Well, this reporter let slip a little fact that gives us an explanation. The mortgage was to buy two multi-family buildings. In other words, this person was trying to become a player -- a landlord -- an owner of income producing property that would make her money! How many units were there? How much was the income from the units? None of this sort of information gets disclosed. We just get the jingoistic formulation of $1,800 income, $7,000 payment. Malarkey!
This woman placed a bad bet on a business venture, which happens every day. If it had gone well, she would have likely been lionized as a courageous visionary who lifted herself out of poverty through astute investments and the willingness to take a risk on creative financing. But where it went wrong, and it turns out she made a poor business decision (as did the company that loaned her the money and which will doubtless lose money on the deal), all of the sudden she's a victim. This is disgraceful. If you want to reap the benefits of taking a risk, you have to be willing to suffer the consequences of losing if the risk goes against you.

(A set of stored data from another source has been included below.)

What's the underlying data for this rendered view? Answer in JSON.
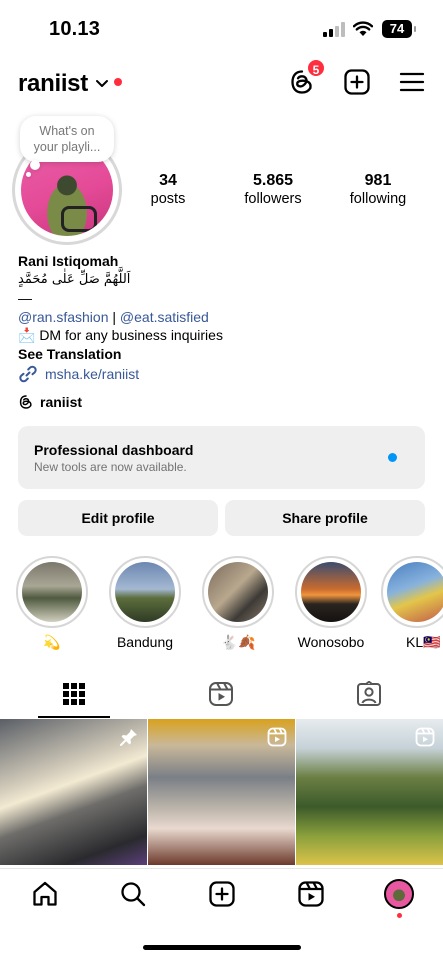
{
  "status_bar": {
    "time": "10.13",
    "battery": "74"
  },
  "header": {
    "username": "raniist",
    "threads_badge": "5",
    "icons": [
      "chevron-down-icon",
      "threads-icon",
      "add-icon",
      "menu-icon"
    ]
  },
  "note": {
    "text": "What's on your playli..."
  },
  "stats": {
    "posts": {
      "value": "34",
      "label": "posts"
    },
    "followers": {
      "value": "5.865",
      "label": "followers"
    },
    "following": {
      "value": "981",
      "label": "following"
    }
  },
  "bio": {
    "name": "Rani Istiqomah",
    "arabic": "اَللَّهُمَّ صَلِّ عَلٰى مُحَمَّدٍ",
    "dash": "—",
    "link1": "@ran.sfashion",
    "separator": " | ",
    "link2": "@eat.satisfied",
    "dm_line": "📩 DM for any business inquiries",
    "see_translation": "See Translation",
    "url": "msha.ke/raniist",
    "threads_handle": "raniist"
  },
  "dashboard": {
    "title": "Professional dashboard",
    "subtitle": "New tools are now available."
  },
  "buttons": {
    "edit": "Edit profile",
    "share": "Share profile"
  },
  "highlights": [
    {
      "label": "💫"
    },
    {
      "label": "Bandung"
    },
    {
      "label": "🐇🍂"
    },
    {
      "label": "Wonosobo"
    },
    {
      "label": "KL🇲🇾"
    }
  ],
  "tabs": [
    "grid-icon",
    "reels-icon",
    "tagged-icon"
  ],
  "bottom_nav": [
    "home-icon",
    "search-icon",
    "create-icon",
    "reels-icon",
    "profile-avatar"
  ]
}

Tell me about the economic incentive for brokers to sell you the loan with the highest interest rate they think they can get away with. Now that sounds like a situation that is going to lead to abuse and the brokers will have to work hard to convince me that should be allowed to continue.
But cry to me about a business deal gone bad? And worse still, write it up and omit most of the facts, boiling it down to two, misleading facts that make it sound way worse than it is? The reporters and politicians using fragments of stories like this are a much bigger problem than the entirety of the mortgage industry meltdown. How much of what you read in the paper today was "true"?